It’s been over a year since most indoor performing arts spaces in Colorado went dark. But as more people are vaccinated, and restrictions are lifted in communities, local theaters are getting creative to reopen safely.
One of the most unique ideas can be found at Littleton Town Hall Arts Center. Crews have constructed a plexiglass wall around the stage. This set piece will allow the theater to open its first musical on the stage since March of 2020.
“We’re bringing back the musical, ‘You’re a Good Man, Charlie Brown,’ which can be done with a smaller set and two musicians instead of a whole orchestra,” said Littleton Town Hall Arts Programming Manager Matthew Kepler.
The venue usually seats 260 people, but the audience will be limited to 60 for now. Seats will be sold mostly in groups of two or three, spaced apart from other groups. Patrons will be required to wear masks.
“You’re a Good Man, Charlie Brown” runs Friday, March 19 through Sunday, April 18.
Boulder Dinner Theater also announced it's reopening its stage April 2, and will start showing the musical "Forever Plaid" on May 7.
Colorado’s large venues like the Denver Center for Performing Arts and the Arvada Center have yet to resume live shows. But community theaters are taking advantage of their small size. The Aurora Fox Arts Center has been open since September but has kept cast sizes and audiences small. They even cast a married couple in their current production, “The Pavilion.”
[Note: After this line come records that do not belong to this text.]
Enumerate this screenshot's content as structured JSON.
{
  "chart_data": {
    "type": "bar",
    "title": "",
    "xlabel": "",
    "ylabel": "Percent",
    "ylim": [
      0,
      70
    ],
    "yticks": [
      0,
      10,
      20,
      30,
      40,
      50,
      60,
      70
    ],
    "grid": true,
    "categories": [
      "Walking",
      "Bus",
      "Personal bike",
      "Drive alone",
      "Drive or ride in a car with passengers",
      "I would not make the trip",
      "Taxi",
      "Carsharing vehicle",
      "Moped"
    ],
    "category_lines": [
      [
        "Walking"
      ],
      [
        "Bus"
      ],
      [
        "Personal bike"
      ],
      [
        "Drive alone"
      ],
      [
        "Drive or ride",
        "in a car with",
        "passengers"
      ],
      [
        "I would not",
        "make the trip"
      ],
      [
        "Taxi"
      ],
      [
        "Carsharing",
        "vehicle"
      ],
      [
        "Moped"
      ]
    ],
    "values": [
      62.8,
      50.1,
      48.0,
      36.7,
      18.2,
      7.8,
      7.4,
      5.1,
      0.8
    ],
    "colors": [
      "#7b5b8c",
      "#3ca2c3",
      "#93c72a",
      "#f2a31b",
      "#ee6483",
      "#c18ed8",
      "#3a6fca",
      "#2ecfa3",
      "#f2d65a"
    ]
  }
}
“It’s a very different experience right now,” said executive producer Helen R. Murray.
The theater has worked closely with the Tri-County Health Department. Murray said they’re gathering the names of everyone who enters the space in case they need to talk to contract tracers.
The next show at Aurora Fox, “Queens Girl in the World,” has just one actor. Denver comedian Janae Burris will play all the characters in a story focused on a 12-year-old black girl growing up during the 1960s civil rights movement. Burris moved back to Los Angeles during the pandemic but said she’s aching to get back to a live stage.
“I desperately need the audience. I need their energy, their timing their rhythm,” said Burris.
During their down time, Aurora Fox started the “Voices Project” as an online interview program. Co-host GerRee Hinshaw said it was a chance to examine how theater can connect people, even without a live show. The series examined the arts and social justice issues.
“(We’re) re-thinking how we come back in all ways, not just from the virus, but the pandemic of racism, the pandemic of marginalizing people,” said Hinshaw.
Hinshaw isn’t alone in her belief that theater will evolve post-pandemic.
Littleton Town Hall Arts Center Education Manager Robert Michael Sanders said streaming shows and virtual education programs have become popular. Aurora Fox Center will also host a virtual fundraising gala in April, featuring past performances and a preview of upcoming shows.
“We’ve learned a new skill. We’ve learned a whole new way of presenting a story. I don’t think that’s going to go away,” said Sanders.
But, as they say, the show must go on. For many theater lovers, the live performance is an important part of the experience.
“I watched Broadway HD, but there’s just something missing (with streaming). There’s an emotional connection that’s missing. There’s a human factor that’s missing,” Kepler said.